The scientific payload aboard Russia's solar research satellite Koronas-Foton was switched off owing to power supply problems on 1 December, Novosti news agency reported. Contact with the spacecraft was subsequently lost, and all attempts to revive the spacecraft failed.
In its orbit, the satellite can monitor the Sun for as long as 25 consecutive days, after which period it will however enter Earth's shadow for a certain amount of time.
The problem started in July 2009 during such an eclipse period when the two onboard batteries failed to provide sufficient power. Switching to a backup battery did not improve the situation. As a consequence, the science payload as well as the satellite's heaters shut down about once a month. The intermittent power supply also led to the failure of a sub-unit in the spacecraft's flight control system and the activation of a backup unit.
The flight control system on 1 December then completely turned off one of the batteries because it had become inoperable. The scientific payload was turned off, and reportedly the remaining battery sustained basic operations for about one day, after which ground control lost contact with the satellite.
Yuriy Zaytsev, academic adviser at the Russian Academy of Engineering Sciences, said that "there were hopes that after the satellite reached shadow-free orbit, where solar panels would be continuously illuminated by the Sun, the batteries could be recharged and scientific instruments would be re-activated. However, these hopes were dashed."

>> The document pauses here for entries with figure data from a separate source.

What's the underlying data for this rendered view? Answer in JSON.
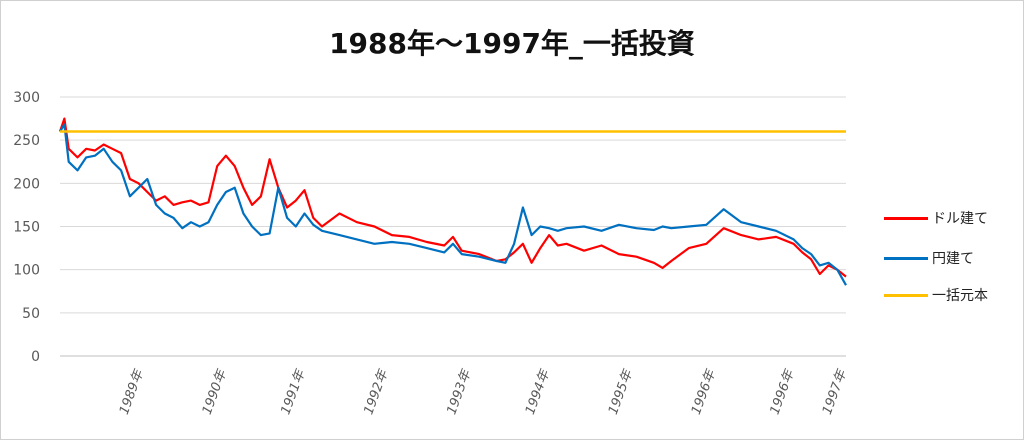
{
  "chart_data": {
    "type": "line",
    "title": "1988年～1997年_一括投資",
    "xlabel": "",
    "ylabel": "",
    "ylim": [
      0,
      300
    ],
    "yticks": [
      0,
      50,
      100,
      150,
      200,
      250,
      300
    ],
    "xlim": [
      1988.0,
      1997.0
    ],
    "x_tick_labels": [
      {
        "label": "1989年",
        "x": 1988.95
      },
      {
        "label": "1990年",
        "x": 1989.9
      },
      {
        "label": "1991年",
        "x": 1990.8
      },
      {
        "label": "1992年",
        "x": 1991.75
      },
      {
        "label": "1993年",
        "x": 1992.7
      },
      {
        "label": "1994年",
        "x": 1993.6
      },
      {
        "label": "1995年",
        "x": 1994.55
      },
      {
        "label": "1996年",
        "x": 1995.5
      },
      {
        "label": "1996年",
        "x": 1996.4
      },
      {
        "label": "1997年",
        "x": 1997.0
      }
    ],
    "grid": true,
    "legend_position": "right",
    "series": [
      {
        "name": "ドル建て",
        "color": "#ff0000",
        "x": [
          1988.0,
          1988.05,
          1988.1,
          1988.2,
          1988.3,
          1988.4,
          1988.5,
          1988.6,
          1988.7,
          1988.8,
          1988.9,
          1989.0,
          1989.1,
          1989.2,
          1989.3,
          1989.4,
          1989.5,
          1989.6,
          1989.7,
          1989.8,
          1989.9,
          1990.0,
          1990.1,
          1990.2,
          1990.3,
          1990.4,
          1990.5,
          1990.6,
          1990.7,
          1990.8,
          1990.9,
          1991.0,
          1991.2,
          1991.4,
          1991.6,
          1991.8,
          1992.0,
          1992.2,
          1992.4,
          1992.5,
          1992.6,
          1992.8,
          1993.0,
          1993.1,
          1993.2,
          1993.3,
          1993.4,
          1993.5,
          1993.6,
          1993.7,
          1993.8,
          1994.0,
          1994.2,
          1994.4,
          1994.6,
          1994.8,
          1994.9,
          1995.0,
          1995.2,
          1995.4,
          1995.6,
          1995.8,
          1996.0,
          1996.2,
          1996.4,
          1996.5,
          1996.6,
          1996.7,
          1996.8,
          1996.9,
          1997.0
        ],
        "values": [
          260,
          275,
          240,
          230,
          240,
          238,
          245,
          240,
          235,
          205,
          200,
          190,
          180,
          185,
          175,
          178,
          180,
          175,
          178,
          220,
          232,
          220,
          195,
          175,
          185,
          228,
          195,
          172,
          180,
          192,
          160,
          150,
          165,
          155,
          150,
          140,
          138,
          132,
          128,
          138,
          122,
          118,
          110,
          112,
          120,
          130,
          108,
          125,
          140,
          128,
          130,
          122,
          128,
          118,
          115,
          108,
          102,
          110,
          125,
          130,
          148,
          140,
          135,
          138,
          130,
          120,
          112,
          95,
          105,
          100,
          92
        ]
      },
      {
        "name": "円建て",
        "color": "#0070c0",
        "x": [
          1988.0,
          1988.05,
          1988.1,
          1988.2,
          1988.3,
          1988.4,
          1988.5,
          1988.6,
          1988.7,
          1988.8,
          1988.9,
          1989.0,
          1989.1,
          1989.2,
          1989.3,
          1989.4,
          1989.5,
          1989.6,
          1989.7,
          1989.8,
          1989.9,
          1990.0,
          1990.1,
          1990.2,
          1990.3,
          1990.4,
          1990.5,
          1990.6,
          1990.7,
          1990.8,
          1990.9,
          1991.0,
          1991.2,
          1991.4,
          1991.6,
          1991.8,
          1992.0,
          1992.2,
          1992.4,
          1992.5,
          1992.6,
          1992.8,
          1993.0,
          1993.1,
          1993.2,
          1993.3,
          1993.4,
          1993.5,
          1993.6,
          1993.7,
          1993.8,
          1994.0,
          1994.2,
          1994.4,
          1994.6,
          1994.8,
          1994.9,
          1995.0,
          1995.2,
          1995.4,
          1995.6,
          1995.8,
          1996.0,
          1996.2,
          1996.4,
          1996.5,
          1996.6,
          1996.7,
          1996.8,
          1996.9,
          1997.0
        ],
        "values": [
          260,
          268,
          225,
          215,
          230,
          232,
          240,
          225,
          215,
          185,
          195,
          205,
          175,
          165,
          160,
          148,
          155,
          150,
          155,
          175,
          190,
          195,
          165,
          150,
          140,
          142,
          195,
          160,
          150,
          165,
          152,
          145,
          140,
          135,
          130,
          132,
          130,
          125,
          120,
          130,
          118,
          115,
          110,
          108,
          130,
          172,
          140,
          150,
          148,
          145,
          148,
          150,
          145,
          152,
          148,
          146,
          150,
          148,
          150,
          152,
          170,
          155,
          150,
          145,
          135,
          125,
          118,
          105,
          108,
          100,
          82
        ]
      },
      {
        "name": "一括元本",
        "color": "#ffc000",
        "x": [
          1988.0,
          1997.0
        ],
        "values": [
          260,
          260
        ]
      }
    ]
  }
}
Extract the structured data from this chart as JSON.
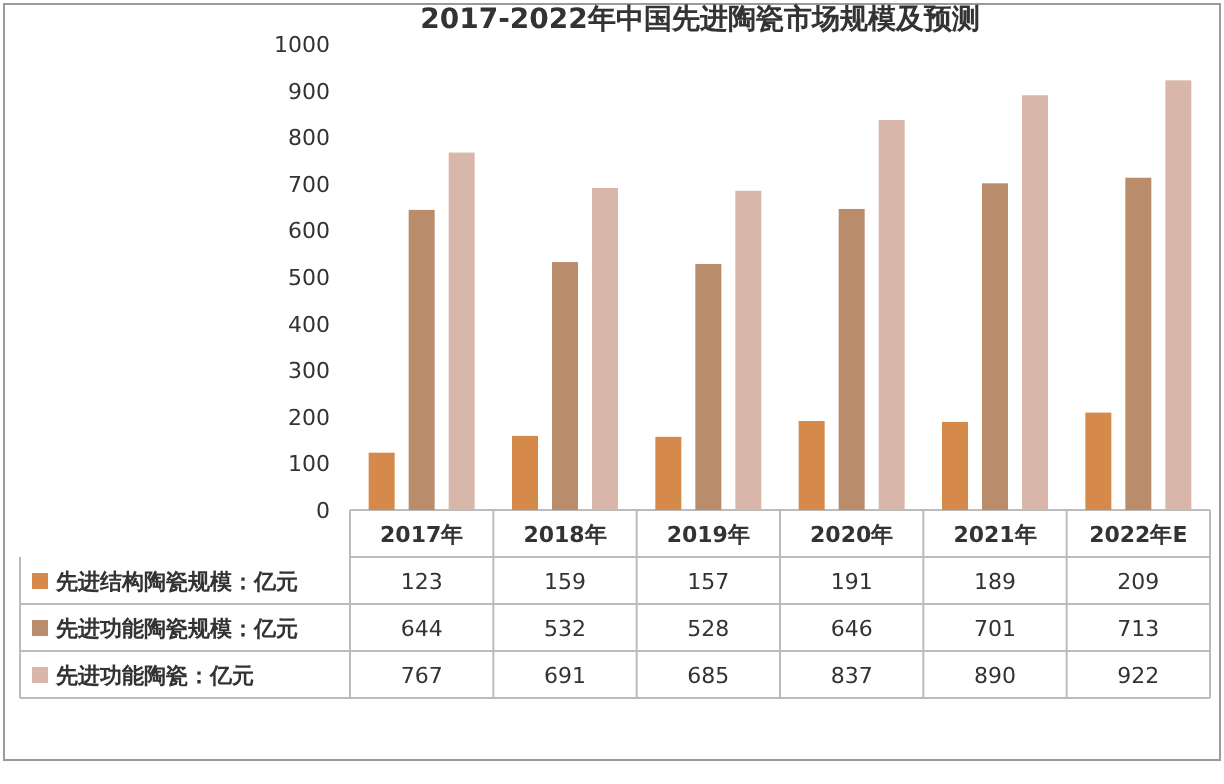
{
  "chart_data": {
    "type": "bar",
    "title": "2017-2022年中国先进陶瓷市场规模及预测",
    "categories": [
      "2017年",
      "2018年",
      "2019年",
      "2020年",
      "2021年",
      "2022年E"
    ],
    "series": [
      {
        "name": "先进结构陶瓷规模：亿元",
        "color": "#d58a4b",
        "values": [
          123,
          159,
          157,
          191,
          189,
          209
        ]
      },
      {
        "name": "先进功能陶瓷规模：亿元",
        "color": "#b98c6c",
        "values": [
          644,
          532,
          528,
          646,
          701,
          713
        ]
      },
      {
        "name": "先进功能陶瓷：亿元",
        "color": "#d8b6aa",
        "values": [
          767,
          691,
          685,
          837,
          890,
          922
        ]
      }
    ],
    "ylim": [
      0,
      1000
    ],
    "yticks": [
      0,
      100,
      200,
      300,
      400,
      500,
      600,
      700,
      800,
      900,
      1000
    ],
    "grid": false,
    "legend": "bottom",
    "data_labels": true
  }
}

He noted that the designer of the satellite - the All-Russia Research and Development Institute of Electromechanics (VNIIEM) - had given a guarantee that it would remain active for three years. In reality, the satellite functioned for no more than 11 months.
"The official reason for the incident is that the designers underestimated how much power would be consumed by the equipment on board the satellite, so its batteries' capacity was insufficient," Mr. Zaytsev said.